McCoy blames the current lack of compromise on Walker's "radical, polarizing" proposals and doesn't mention closed-door meetings, extraordinary sessions and many other dirty tricks destroying our democratic process.
The most accurate slant in this article is that Wisconsin is polarized. And there sits Isthmus, trying to "balance" somewhere in the nonexistent middle, completing its descent into complete irrelevance.
My next Isthmus will serve as free fire starter next winter.
Kimi Ishikawa
Editor Dean Robbins replies: Of course, you're free to burn Isthmus if a writer's opinion doesn't completely match your version of orthodoxy. But it won't change the fact that there are different views of the current political situation even among people who, like Terry McCoy, are on your side.
Numbers game
To clarify ("County Supervisor Calls Liberals Hypocrites on Redistricting," 7/29/2011), while I did not serve on the Dane County Redistricting Committee, I assumed that the population shift to the communities outside of Madison would have been reflected in the maps the committee drew. Not so.
The Dane County population is 488,072, with 233,209 people living in the city of Madison and 254,863 outside. By trying to create more districts inside the city of Madison than outside, the board is effectively disenfranchising 21,655 people in the cities, villages and towns of Dane County.

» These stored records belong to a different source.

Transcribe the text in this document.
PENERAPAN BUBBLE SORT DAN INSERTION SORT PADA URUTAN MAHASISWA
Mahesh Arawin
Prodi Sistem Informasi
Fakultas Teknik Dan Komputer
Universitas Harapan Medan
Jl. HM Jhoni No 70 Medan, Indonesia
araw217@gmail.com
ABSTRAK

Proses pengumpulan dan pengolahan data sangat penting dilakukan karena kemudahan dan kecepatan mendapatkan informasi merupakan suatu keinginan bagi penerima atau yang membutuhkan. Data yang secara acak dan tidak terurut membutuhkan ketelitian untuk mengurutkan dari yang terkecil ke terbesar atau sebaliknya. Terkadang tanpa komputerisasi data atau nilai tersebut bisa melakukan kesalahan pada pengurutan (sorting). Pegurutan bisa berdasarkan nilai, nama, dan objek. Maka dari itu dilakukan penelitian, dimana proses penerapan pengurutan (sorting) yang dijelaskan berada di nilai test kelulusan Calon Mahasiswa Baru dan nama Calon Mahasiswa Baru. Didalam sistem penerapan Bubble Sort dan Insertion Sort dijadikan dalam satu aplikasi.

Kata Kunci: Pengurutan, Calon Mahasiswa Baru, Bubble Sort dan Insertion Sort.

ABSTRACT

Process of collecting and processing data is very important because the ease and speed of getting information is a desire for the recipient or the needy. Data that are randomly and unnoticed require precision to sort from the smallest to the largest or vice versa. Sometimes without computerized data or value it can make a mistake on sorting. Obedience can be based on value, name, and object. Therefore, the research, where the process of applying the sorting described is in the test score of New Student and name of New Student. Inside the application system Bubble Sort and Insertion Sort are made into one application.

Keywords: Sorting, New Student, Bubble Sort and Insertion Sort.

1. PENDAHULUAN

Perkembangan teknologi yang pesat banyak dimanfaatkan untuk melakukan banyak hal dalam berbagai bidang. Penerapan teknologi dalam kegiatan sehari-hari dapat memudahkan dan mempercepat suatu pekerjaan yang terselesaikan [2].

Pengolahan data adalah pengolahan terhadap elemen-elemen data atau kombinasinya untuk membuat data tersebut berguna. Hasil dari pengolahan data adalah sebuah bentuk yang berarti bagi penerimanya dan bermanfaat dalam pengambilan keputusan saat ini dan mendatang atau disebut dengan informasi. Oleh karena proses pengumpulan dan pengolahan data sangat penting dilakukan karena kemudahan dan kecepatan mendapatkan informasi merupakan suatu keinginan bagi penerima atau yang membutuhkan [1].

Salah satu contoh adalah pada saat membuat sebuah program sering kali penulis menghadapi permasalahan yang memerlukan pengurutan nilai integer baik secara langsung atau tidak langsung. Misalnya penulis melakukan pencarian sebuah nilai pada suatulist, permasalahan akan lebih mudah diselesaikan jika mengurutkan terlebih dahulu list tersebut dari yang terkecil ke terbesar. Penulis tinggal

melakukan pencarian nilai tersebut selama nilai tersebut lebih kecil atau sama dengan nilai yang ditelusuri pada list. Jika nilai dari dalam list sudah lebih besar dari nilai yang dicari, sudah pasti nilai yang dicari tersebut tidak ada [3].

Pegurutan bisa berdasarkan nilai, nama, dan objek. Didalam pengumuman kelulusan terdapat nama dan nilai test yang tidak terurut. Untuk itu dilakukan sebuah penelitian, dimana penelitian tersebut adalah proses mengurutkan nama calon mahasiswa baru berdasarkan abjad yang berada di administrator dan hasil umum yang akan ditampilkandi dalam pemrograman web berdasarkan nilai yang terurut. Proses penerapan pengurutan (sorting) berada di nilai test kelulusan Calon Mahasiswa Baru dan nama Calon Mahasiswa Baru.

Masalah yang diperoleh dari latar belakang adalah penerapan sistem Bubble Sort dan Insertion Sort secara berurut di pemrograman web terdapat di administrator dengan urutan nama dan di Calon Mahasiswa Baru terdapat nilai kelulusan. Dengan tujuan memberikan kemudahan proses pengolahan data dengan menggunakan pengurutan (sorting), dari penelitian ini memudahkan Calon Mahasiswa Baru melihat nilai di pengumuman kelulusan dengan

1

A basic tenet of redistricting is to keep municipalities wholly within a district. The committee applied this rule to the municipalities outside of the city, while Madison was parsed out to maintain a Madison majority of districts. This was accomplished by selecting districts based on a target population of 13,191, plus or minus 5%, or a 10% differential across districts. This is five times as large as the standard plus or minus 1% deviation that is made possible by new mapping techniques (mandated for state and federal redistricting) to yield equal representation.
Excluding 21,655 people outside the city is like eliminating the votes of the city of Middleton (population 17,170) and the town of Westport (population 3,801). If Middleton voters were denied their vote, Supv. Hesselbein would object mightily and rightfully. The point of redistricting is to give equal representation: one person, one vote. The Redistricting Committee missed the point. They chose to protect the current majority of Madison supervisors rather than the electorate.